The answer, he realized, was staring him in the face.

He was inputting his data into an Excel spreadsheet. Hendricks couldn’t see the screen. Even if he could, Zak reckoned he would be so absorbed talking about the native ladybird that he wouldn’t notice what Zak was about to do. He minimized the screen, navigated to the system files of the hard drive, copied one of them to another location and then deleted the original. When he tried to relaunch Excel, an error message appeared on the screen.

‘And you see, Harry, m’boy, the trouble with these invasive species is that they have a terrible effect on the—’

‘Um, Mr Hendricks?’

‘Call me Rodney, m’boy.’

‘There’s something wrong with my computer.’

A slightly panicked look crossed Hendricks’s face. He stood up, walked round to Zak’s side of the table and scratched his beard as he looked at the error message, clearly baffled. ‘Oh dear,’ he said. ‘We’ll have to call the IT boys in.’

‘Don’t worry,’ Zak said quickly. ‘I’ll go and find them. I could do with stretching my legs.’
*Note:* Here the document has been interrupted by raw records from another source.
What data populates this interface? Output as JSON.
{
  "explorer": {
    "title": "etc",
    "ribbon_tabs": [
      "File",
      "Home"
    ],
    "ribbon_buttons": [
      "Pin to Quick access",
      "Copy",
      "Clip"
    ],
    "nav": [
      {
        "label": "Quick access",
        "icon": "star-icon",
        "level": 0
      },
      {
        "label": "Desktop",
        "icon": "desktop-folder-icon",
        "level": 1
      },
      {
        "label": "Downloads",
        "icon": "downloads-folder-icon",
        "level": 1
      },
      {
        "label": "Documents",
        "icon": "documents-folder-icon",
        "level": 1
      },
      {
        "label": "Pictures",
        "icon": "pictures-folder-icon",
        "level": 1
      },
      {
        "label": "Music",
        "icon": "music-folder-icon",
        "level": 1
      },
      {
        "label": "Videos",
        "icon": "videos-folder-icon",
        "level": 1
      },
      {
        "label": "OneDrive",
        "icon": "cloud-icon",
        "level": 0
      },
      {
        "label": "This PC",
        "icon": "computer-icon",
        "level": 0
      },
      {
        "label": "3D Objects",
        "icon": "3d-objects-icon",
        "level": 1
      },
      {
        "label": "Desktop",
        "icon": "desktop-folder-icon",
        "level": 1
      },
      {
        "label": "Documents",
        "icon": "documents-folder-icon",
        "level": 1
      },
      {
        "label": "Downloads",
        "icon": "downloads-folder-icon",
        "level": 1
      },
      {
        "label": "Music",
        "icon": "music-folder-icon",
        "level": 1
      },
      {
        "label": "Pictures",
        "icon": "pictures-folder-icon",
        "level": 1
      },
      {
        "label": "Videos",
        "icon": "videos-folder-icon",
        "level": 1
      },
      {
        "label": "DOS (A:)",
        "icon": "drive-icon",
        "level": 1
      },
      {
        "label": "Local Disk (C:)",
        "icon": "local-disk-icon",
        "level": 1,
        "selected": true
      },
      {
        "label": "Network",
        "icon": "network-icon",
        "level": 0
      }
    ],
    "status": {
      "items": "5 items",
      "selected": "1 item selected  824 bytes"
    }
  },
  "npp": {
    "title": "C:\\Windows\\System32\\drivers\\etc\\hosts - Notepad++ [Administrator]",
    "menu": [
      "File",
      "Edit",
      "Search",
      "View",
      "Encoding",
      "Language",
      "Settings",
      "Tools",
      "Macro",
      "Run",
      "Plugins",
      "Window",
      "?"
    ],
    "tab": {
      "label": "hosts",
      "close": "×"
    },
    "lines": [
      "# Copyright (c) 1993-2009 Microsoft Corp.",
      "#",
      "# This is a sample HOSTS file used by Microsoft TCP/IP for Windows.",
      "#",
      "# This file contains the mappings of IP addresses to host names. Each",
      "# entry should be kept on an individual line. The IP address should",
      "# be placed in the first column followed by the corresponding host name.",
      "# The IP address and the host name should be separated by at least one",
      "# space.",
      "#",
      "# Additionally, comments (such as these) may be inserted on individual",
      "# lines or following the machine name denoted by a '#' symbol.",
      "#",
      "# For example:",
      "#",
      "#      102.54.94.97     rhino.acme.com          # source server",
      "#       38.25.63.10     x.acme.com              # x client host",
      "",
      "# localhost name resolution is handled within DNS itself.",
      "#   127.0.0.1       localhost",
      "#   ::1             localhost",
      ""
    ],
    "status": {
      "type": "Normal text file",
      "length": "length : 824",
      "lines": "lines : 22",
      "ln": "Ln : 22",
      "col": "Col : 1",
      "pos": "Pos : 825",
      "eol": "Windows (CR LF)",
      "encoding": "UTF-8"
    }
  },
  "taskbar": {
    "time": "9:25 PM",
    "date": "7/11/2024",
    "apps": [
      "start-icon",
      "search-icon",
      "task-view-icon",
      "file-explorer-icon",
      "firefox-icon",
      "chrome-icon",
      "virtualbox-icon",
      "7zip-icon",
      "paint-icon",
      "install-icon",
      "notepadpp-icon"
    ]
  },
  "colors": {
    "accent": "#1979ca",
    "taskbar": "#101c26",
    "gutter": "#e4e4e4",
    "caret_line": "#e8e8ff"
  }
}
Hendricks looked momentarily uncertain, but then he smiled. ‘Of course, m’boy. But hurry back, eh? Important work. You’ll find them down in the basement. Gloomy old place. Don’t care for it myself . . .’ He shuffled back round to his side of the desk where he picked up his book again. Zak crossed the office floor. When he was halfway to the lift he looked back. Hendricks was totally immersed, but a quick look in the other direction told him that Ludgrove was watching him leave.

There was something about his gaze that made the skin on the back of Zak’s neck tingle. He suppressed the desire to return the defence correspondent’s stare. He’d already done enough to arouse suspicion and he knew he had to be more careful. He also knew he had to examine the contents of Ludgrove’s computer. It was like an itch that needed scratching. Trying to sit at the screen was too clumsy and obvious. There were a hundred others in this room who would notice him sitting where he shouldn’t be. Which meant finding a back way. Hacking into the newspaper’s intranet. Once he had done that, he could have all the access he wanted.

Zak Darke stood in front of the closed lift doors and pressed the button marked ‘B’.

13

LIQUID LUNCH

FOUR PEOPLE STOOD
silently in the lift as he descended – three men, one woman. None of them spoke, to Zak or to each other, and they all stepped out on the ground floor, leaving Zak to get to the basement alone.

The doors slid open onto a deserted corridor. To his right, a mop leaning against the bare wall and, ten metres beyond that, a green door marked FIRE EXIT. Someone had taped a piece of paper onto the wall opposite him. The letters ‘IT’ were scrawled on it, and an arrow to the left. Zak followed the corridor along and to the right. He reached an open door that led into a large, windowless room. There was one man in here in his early twenties. He appeared to be playing
Call of Duty
on one of the eight large terminals dotted around the room. A heavy, metallic drilling sound of gunfire came from his machine, and because it was gloomy down here in the basement, his face glowed with the light of the screen.